Made Sudarsana
Dunia usaha merupakan wujud sewaka atau pengabdian umat kepada Sang Pencipta melalui pelayanan kepada sesama umat manusia. Tanpa memiliki motivasi sewa, orang akan menjadi tinggi hati, angkuh merasa merajai lingkungan dan sebagainya. Bukankah dalam dunia usaha pembeli, pelanggan serta pengguna jasa adalah raja? Sedangkan pengusa itu sendiri sebagai pelayan. Jika ide ini terbalik maka pengusaha itu siap untuk menerima resiko.

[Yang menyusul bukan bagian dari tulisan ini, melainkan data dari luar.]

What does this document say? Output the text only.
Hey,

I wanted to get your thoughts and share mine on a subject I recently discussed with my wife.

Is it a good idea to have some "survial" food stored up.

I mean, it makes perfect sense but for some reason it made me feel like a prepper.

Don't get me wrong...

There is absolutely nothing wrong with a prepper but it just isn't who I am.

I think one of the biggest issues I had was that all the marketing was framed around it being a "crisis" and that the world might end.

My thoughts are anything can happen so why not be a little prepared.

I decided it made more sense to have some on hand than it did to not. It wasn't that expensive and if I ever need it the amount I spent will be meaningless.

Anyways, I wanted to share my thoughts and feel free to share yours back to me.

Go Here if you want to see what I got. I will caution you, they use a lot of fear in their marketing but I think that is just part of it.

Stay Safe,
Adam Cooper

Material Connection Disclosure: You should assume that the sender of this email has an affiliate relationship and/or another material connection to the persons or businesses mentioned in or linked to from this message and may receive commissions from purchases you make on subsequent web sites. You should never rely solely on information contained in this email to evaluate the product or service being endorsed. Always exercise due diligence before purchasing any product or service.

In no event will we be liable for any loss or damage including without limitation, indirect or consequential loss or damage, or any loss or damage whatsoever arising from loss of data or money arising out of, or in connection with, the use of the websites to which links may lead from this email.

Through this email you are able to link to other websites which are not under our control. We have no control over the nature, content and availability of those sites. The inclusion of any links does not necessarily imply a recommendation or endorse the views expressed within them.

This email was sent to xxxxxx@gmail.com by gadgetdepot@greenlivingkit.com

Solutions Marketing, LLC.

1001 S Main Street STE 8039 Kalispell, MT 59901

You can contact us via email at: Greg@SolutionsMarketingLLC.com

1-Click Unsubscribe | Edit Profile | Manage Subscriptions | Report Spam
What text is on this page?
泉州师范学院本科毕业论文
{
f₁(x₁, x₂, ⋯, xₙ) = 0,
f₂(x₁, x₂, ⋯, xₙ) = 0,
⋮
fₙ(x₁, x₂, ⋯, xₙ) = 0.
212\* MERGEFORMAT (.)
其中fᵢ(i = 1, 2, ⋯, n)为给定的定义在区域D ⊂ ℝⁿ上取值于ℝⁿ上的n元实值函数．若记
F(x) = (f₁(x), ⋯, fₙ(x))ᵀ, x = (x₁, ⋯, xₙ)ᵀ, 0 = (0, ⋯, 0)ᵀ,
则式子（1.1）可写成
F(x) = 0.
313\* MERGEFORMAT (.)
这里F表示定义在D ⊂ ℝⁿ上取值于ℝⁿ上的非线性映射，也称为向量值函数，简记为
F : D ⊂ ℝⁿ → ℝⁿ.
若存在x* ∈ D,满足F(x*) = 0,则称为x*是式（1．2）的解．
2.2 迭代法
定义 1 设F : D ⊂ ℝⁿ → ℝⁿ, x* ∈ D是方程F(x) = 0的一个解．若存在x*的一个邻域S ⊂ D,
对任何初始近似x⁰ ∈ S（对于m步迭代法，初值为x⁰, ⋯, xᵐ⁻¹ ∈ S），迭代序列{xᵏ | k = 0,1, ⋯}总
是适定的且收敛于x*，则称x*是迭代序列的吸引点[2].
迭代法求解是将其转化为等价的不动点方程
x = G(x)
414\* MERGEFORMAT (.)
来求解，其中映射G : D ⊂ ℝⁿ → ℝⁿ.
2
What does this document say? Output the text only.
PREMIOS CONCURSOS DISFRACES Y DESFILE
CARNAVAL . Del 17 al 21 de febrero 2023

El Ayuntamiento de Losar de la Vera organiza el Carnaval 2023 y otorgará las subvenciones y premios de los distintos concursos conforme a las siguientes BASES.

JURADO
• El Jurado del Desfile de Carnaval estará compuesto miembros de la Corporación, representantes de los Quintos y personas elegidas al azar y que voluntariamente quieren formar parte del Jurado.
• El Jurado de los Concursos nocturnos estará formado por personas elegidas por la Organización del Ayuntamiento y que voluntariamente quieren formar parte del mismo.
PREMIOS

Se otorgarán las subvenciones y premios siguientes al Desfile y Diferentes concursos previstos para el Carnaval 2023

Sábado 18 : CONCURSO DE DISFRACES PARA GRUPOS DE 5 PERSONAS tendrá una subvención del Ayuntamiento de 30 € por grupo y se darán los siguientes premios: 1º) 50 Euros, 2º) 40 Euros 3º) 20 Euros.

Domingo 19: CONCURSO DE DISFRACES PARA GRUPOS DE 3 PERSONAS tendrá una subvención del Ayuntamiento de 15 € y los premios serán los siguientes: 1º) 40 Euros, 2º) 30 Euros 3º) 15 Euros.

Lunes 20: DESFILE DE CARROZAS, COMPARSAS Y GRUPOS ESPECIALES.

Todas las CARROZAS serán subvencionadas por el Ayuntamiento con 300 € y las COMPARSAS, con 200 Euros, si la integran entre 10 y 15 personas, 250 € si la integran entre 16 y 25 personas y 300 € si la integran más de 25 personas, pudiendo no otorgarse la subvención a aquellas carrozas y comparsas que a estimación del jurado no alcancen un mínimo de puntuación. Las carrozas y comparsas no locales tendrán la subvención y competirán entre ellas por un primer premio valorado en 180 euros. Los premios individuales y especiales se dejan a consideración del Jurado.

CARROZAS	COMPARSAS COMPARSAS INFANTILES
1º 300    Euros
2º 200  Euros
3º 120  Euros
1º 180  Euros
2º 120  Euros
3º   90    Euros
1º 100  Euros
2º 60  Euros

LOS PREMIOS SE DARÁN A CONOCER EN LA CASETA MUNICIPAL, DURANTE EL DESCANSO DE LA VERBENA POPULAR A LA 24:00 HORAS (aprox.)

Dalam cerita spiritual kitab Hitopadesha, yang merupakan cabang-cabang ajaran Weda disebutkan "Vidya dadati vinayam, vinayadyati patratam, patratvad dhanamapnoti, dhanaddharmam tatah sukham.” Artinya: Pengetahuan memberikan ketundukkan hati. Ketundukkan hati memberikan kelayakan karakter. Selanjutnya karakter yang baik akan mendatangkan harta kekayaan, dan dari harta benda yang didapat dengan dharma akan mengantarkan orang mencapai dharma itu serta berbagai kebajikan, setelah itu barulah orang akan mendapatkan kebahagiaan yang sejati.
Pengusaha sangat memerlukan pengetahuan serta keterampilan (life skill). Pengetahuan, keterampilan, kecerdasan tanpa disertai dengan ketundukkan hati (rasa sewanam). Ketundukkan hati akan menjadikan seseorang memiliki karakter yang kuat (metaksu). Dengan metaksu inilah merupakan gerbang untuk pencapaian tujuan-tujuan luhur berikutnya. Dengan demikian sebagai umat manusia (makhluk Tuhan) dalam berbagai swadharma, pekerjaan, mata pencaharian hendaknya memiliki sikap penyerahan diri kepada Yang Kuasa, dengan jalan yang mudah membingkai kehidupan serta proses usahanya dengan kegiatan spiritual. Melalui kegiatan ini kita akan selalu bersama Tuhan dalam segala aktivitas, selalu dibimbing untuk mencapai tujuan. Jelasnya aktivitas spiritual bukanlah hanya milik rohaniawan saja. Aktivitas Spiritual bukan melarang untuk melakukan kegiatan duniawi yang berlandaskan dharma itu sendiri.
Kemudian berupa apa kegiatan spiritual yang dapat dilakukan oleh para pengusaha (calon pengusaha itu)? Secara empiris praktis dapat dilakukan dalam berbagai langkah: Langkah awal persiapan selain persiapan materi, fisik, SDM pengelolaan. Secara religi maupun spiritual, hendaknya dipersiapkan juga hal-hal seperti tempat suci, ista dewata yang dipuja sebagai pengayom, pemberi keselamatan, penolak bala (kekuatan negatif), baik nyata maupun gaib. Serta penempatan simbolis-simbolis manifestasi-Nya yang tepat dan berjiwa. Sangat disayangkan penempatan simbolis Yang Kuasa hanya merupakan hiasan biasa, serta tidak pada tempatnya. Sebagai contoh, penempatan patung Ganesha tidak pada tempatnya. Penempelan keramik lukisan Radha Krisna Govindha/Krisna Gembala di depan kamar mandi, dan sebagainya. Hal ini selain dapat dikatakan pelecehan, akan dapat merupakan awal bencana.
Langkah pelaksanaan, proses usaha selain dikelola secara managemen yang tepat, secara spiritual dapat dilakukan dengan doa-doa penyerahan diri serta semua usaha itu kepada Beliau, Sang Pencipta yang mengatur segala kegiatan ini. Selanjutnya, langkah pensyukuran, ucapan rasa angayu bagya, atas berkah serta wara nugraha-Nya.
Dengan demikian, kegiatan usaha merupakan kegiatan yang mulia. Sewanam (pengabdi) kepada sesama, serta yang Kuasa untuk menciptakan tujuan kehidupan yang sejati, kesejahteraan lahir dan bathin. Terakhir sebagai penguat iman, pengabdi Tuhan yang mulia, bijak dikutipkan ayat suci Bhagawad Gita Bab VII.16.
Catur – Vidhā bhajante mām
Janãh sukrtino 'rjuna,
Ārto jijñasur arthārthi
jñani ca bharata sabha
Ada empat macam orang yang baik hati memuja kepada-Ku, wahai Arjuna, (yaitu) mereka yang sengsara/menderita, yang mengejar ilmu, yang mencari harta dan mencari kebijaksanaan wahai Arjuna.